Whatever the reasons, the reluctance to prosecute certain felony crimes on reservations is well known in Indian Country, and it has led to a virtual open season on Native women. The Justice Department reports that one in three Native women will be raped, and the actual figure is likely much higher.

Furthermore, tribal courts are generally powerless to prosecute non-Native offenders. When amended in 2013, the Violence Against Women Act did expand the authority of Native nations to prosecute non-Native sex offenders, but few Native nations have the resources to implement the program. As of 2019, fewer than 30 reservations have successfully done so.

Because of these issues, crime is high on many Native lands.

This Court decision is unlikely to make things better. It’s certainly possible that Native Americans previously prosecuted and convicted in state courts will challenge their convictions and seek new trials in the federal system. It’s also possible that federal authorities will be overwhelmed by the new influx of cases.
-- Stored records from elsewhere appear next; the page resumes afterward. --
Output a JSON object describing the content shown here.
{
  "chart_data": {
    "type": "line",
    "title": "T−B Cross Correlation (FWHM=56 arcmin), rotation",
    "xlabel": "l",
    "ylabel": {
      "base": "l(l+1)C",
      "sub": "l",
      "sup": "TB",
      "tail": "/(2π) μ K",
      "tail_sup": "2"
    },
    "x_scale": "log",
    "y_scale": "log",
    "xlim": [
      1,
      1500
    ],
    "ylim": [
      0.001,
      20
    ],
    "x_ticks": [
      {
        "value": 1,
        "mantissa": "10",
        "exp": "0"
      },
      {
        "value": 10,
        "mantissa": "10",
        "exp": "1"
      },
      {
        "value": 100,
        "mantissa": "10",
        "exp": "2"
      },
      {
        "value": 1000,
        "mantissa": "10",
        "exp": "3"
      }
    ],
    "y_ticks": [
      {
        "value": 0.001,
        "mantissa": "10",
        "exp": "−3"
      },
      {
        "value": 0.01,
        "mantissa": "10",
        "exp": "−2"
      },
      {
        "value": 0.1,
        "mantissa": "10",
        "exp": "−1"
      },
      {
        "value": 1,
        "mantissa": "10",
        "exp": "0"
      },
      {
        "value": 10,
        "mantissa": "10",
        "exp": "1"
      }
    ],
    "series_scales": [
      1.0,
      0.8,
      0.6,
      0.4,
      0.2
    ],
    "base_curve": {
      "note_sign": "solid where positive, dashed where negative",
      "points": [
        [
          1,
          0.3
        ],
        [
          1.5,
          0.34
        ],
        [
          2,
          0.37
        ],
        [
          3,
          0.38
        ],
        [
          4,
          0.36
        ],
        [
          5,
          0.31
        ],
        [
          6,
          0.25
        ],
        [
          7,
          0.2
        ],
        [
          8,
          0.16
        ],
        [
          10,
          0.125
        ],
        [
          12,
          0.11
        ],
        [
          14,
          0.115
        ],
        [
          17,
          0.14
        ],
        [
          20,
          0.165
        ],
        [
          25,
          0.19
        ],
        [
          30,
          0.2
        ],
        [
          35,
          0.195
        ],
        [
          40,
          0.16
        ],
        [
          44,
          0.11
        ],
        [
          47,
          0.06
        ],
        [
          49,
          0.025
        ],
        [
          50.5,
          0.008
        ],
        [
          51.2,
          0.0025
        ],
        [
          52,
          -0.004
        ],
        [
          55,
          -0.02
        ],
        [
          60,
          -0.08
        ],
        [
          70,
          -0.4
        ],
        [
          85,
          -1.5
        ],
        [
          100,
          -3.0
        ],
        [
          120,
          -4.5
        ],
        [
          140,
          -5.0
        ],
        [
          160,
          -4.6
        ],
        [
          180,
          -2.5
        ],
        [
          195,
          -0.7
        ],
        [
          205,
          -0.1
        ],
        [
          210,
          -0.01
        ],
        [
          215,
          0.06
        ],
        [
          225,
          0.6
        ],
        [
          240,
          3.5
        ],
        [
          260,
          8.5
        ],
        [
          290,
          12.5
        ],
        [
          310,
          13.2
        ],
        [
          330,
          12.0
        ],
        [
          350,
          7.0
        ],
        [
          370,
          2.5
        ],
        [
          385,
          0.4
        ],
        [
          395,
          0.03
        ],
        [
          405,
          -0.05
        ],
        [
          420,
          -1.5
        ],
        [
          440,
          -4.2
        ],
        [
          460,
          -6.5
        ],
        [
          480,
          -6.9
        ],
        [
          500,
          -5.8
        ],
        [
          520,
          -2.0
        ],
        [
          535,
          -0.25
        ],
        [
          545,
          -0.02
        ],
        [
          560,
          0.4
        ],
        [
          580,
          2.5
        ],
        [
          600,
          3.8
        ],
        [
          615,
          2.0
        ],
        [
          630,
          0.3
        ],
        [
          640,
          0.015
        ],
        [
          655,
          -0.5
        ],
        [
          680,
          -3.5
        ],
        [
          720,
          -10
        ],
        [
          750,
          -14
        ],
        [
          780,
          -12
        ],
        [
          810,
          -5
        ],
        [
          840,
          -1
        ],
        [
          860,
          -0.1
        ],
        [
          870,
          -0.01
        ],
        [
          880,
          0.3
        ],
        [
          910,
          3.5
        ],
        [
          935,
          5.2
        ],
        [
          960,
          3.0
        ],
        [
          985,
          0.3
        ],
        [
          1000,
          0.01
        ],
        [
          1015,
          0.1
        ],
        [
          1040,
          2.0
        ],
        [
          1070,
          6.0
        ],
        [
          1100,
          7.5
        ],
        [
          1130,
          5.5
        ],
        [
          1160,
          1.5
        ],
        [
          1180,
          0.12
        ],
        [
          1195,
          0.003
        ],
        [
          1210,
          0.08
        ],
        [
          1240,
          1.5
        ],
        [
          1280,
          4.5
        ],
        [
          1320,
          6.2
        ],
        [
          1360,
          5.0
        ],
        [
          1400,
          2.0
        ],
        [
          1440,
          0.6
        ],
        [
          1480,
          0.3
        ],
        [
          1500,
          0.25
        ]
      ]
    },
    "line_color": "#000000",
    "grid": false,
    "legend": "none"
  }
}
In light of the McGirt decision, it may be time for Congress to re-examine the Major Crimes Act and determine whether it truly serves Indigenous people. Returning authority in criminal matters to Native nations would further the goal of tribal self-determination as well as improve public safety and strengthen these communities.

David Heska Wanbli Weiden is an enrolled citizen of the Rosebud Sioux Tribe and the author of the forthcoming novel “Winter Counts” (Ecco).